Basic Glitches is the sixth studio album by the pop punk band Eleventyseven. It was independently released on January 17, 2020. The release was fan-funded through a Kickstarter campaign.

Singles
On November 15, 2019, Eleventyseven released the lead single "Killing My Vibe" to pledgers and later publicly on November 29, 2019.

Track listing

Personnel
Eleventyseven
Matt Langston – lead vocals, synths/programming, producer, engineering, mixing
Additional production
Jeremy Griffith – executive producer
Troy Glessner - mastering
Kent Hernández – album design/layout

B-Sides EP

On November 18, 2019, during the Kickstarter campaign for the release of Basic Gltiches, the band announced that the project had met its first stretch goal after reaching their initial main funding objective.  The first of said goals was the release of a free companion B-Sides EP that would contain cut tracks and acoustic versions of tracks from the album.

On September 25, 2020, Eleventyseven's debuted the lead single from the EP entitled "Hellmouth" featuring North Carolina-based hip-hop artist Spaceman Jones while also announcing the EP's name as Betamosh.  The single was followed later by the full release on November 6, 2020.
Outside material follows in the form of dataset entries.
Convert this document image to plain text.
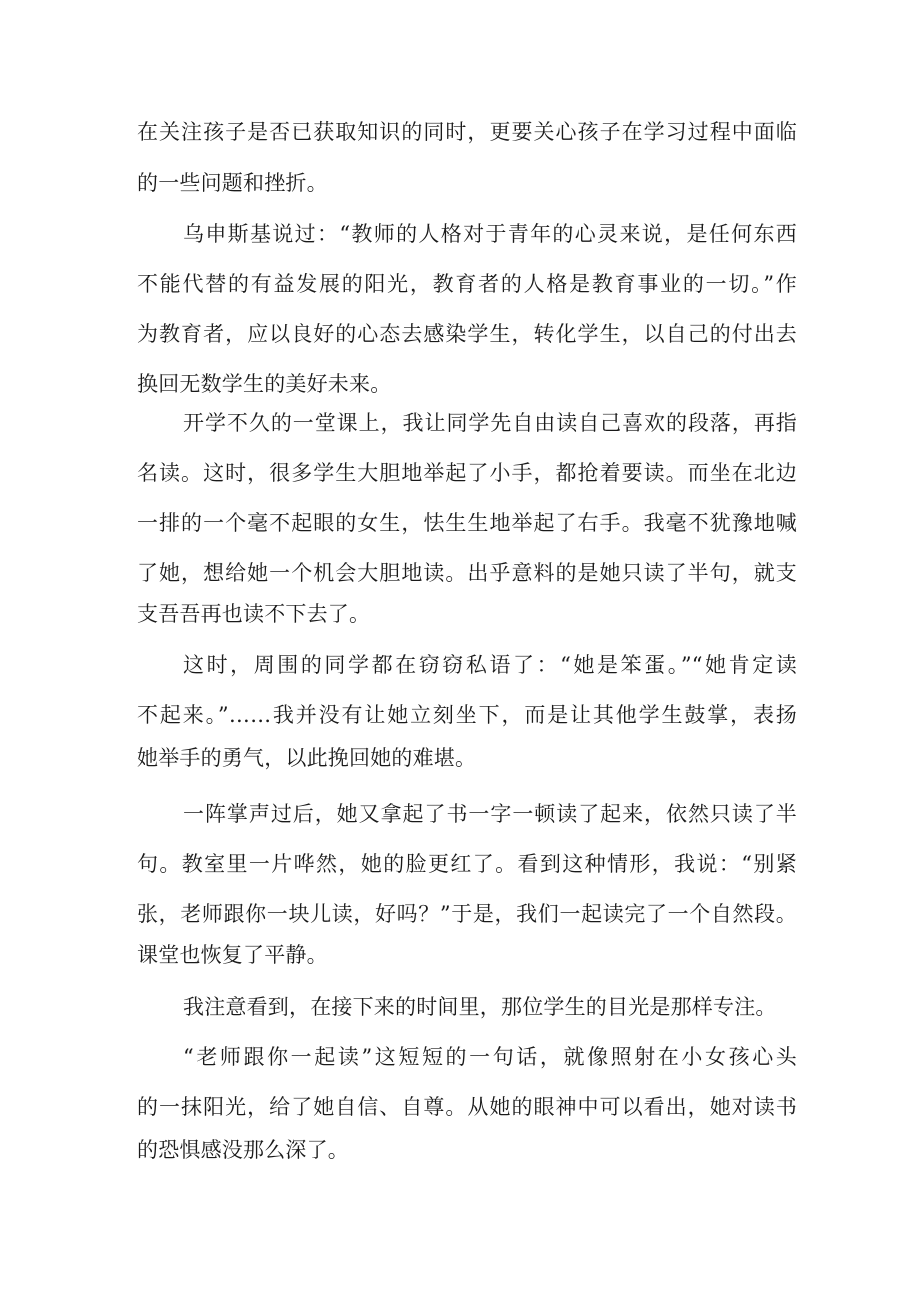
在关注孩子是否已获取知识的同时，更要关心孩子在学习过程中面临
的一些问题和挫折。
乌申斯基说过：“教师的人格对于青年的心灵来说，是任何东西
不能代替的有益发展的阳光，教育者的人格是教育事业的一切。”作
为教育者，应以良好的心态去感染学生，转化学生，以自己的付出去
换回无数学生的美好未来。
开学不久的一堂课上，我让同学先自由读自己喜欢的段落，再指
名读。这时，很多学生大胆地举起了小手，都抢着要读。而坐在北边
一排的一个毫不起眼的女生，怯生生地举起了右手。我毫不犹豫地喊
了她，想给她一个机会大胆地读。出乎意料的是她只读了半句，就支
支吾吾再也读不下去了。
这时，周围的同学都在窃窃私语了：“她是笨蛋。”“她肯定读
不起来。”……我并没有让她立刻坐下，而是让其他学生鼓掌，表扬
她举手的勇气，以此挽回她的难堪。
一阵掌声过后，她又拿起了书一字一顿读了起来，依然只读了半
句。教室里一片哗然，她的脸更红了。看到这种情形，我说：“别紧
张，老师跟你一块儿读，好吗？”于是，我们一起读完了一个自然段。
课堂也恢复了平静。
我注意看到，在接下来的时间里，那位学生的目光是那样专注。
“老师跟你一起读”这短短的一句话，就像照射在小女孩心头
的一抹阳光，给了她自信、自尊。从她的眼神中可以看出，她对读书
的恐惧感没那么深了。
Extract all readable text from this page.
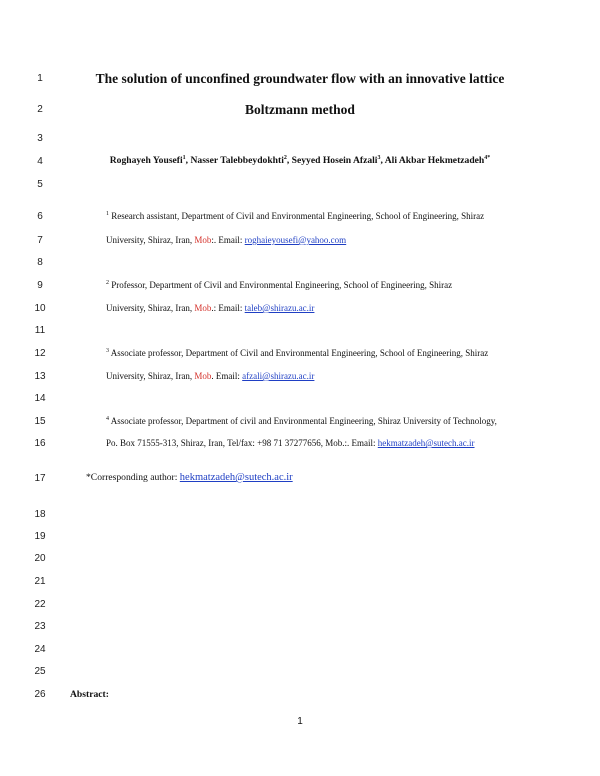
1
2
3
4
5
6
7
8
9
10
11
12
13
14
15
16
17
18
19
20
21
22
23
24
25
26
The solution of unconfined groundwater flow with an innovative lattice
Boltzmann method
Roghayeh Yousefi$^1$, Nasser Talebbeydokhti$^2$, Seyyed Hosein Afzali$^3$, Ali Akbar Hekmetzadeh$^{4*}$
$^1$ Research assistant, Department of Civil and Environmental Engineering, School of Engineering, Shiraz
University, Shiraz, Iran, Mob:. Email: roghaieyousefi@yahoo.com
$^2$ Professor, Department of Civil and Environmental Engineering, School of Engineering, Shiraz
University, Shiraz, Iran, Mob.: Email: taleb@shirazu.ac.ir
$^3$ Associate professor, Department of Civil and Environmental Engineering, School of Engineering, Shiraz
University, Shiraz, Iran, Mob. Email: afzali@shirazu.ac.ir
$^4$ Associate professor, Department of civil and Environmental Engineering, Shiraz University of Technology,
Po. Box 71555-313, Shiraz, Iran, Tel/fax: +98 71 37277656, Mob.:. Email: hekmatzadeh@sutech.ac.ir
*Corresponding author: hekmatzadeh@sutech.ac.ir
Abstract:
1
On October 30, 2020, the music video for "Hellmouth" debuted on the band's YouTube channel.

Notes
 The album received a track-by-track commentary on the band's podcast.
According to lead singer Matt Langston, the track "Birthrite" is specifically directed towards the criticism surrounding the band's change in direction via the release of their reunion record of Rad Science.
Loaded with pop and geek culture references, the track "Battlecats" cites Fight Club, Harry Potter, The Jungle Book, The Mighty Ducks, Super Street Fighter II Turbo, The Incredible Hulk, Garth Brooks, and REO Speedwagon.
The title of the track "Natsunoyo" is Japanese and translates to "summer night" in English.
On October 11, 2019, Eleventyseven released their cover "Teenage Dirtbag" as a single, prior to the album's release.  The same day of the release, Matt Langston released an interview he performed with Wheatus lead singer Brendan Brown and debuted the track on the band's Eleventylife podcast.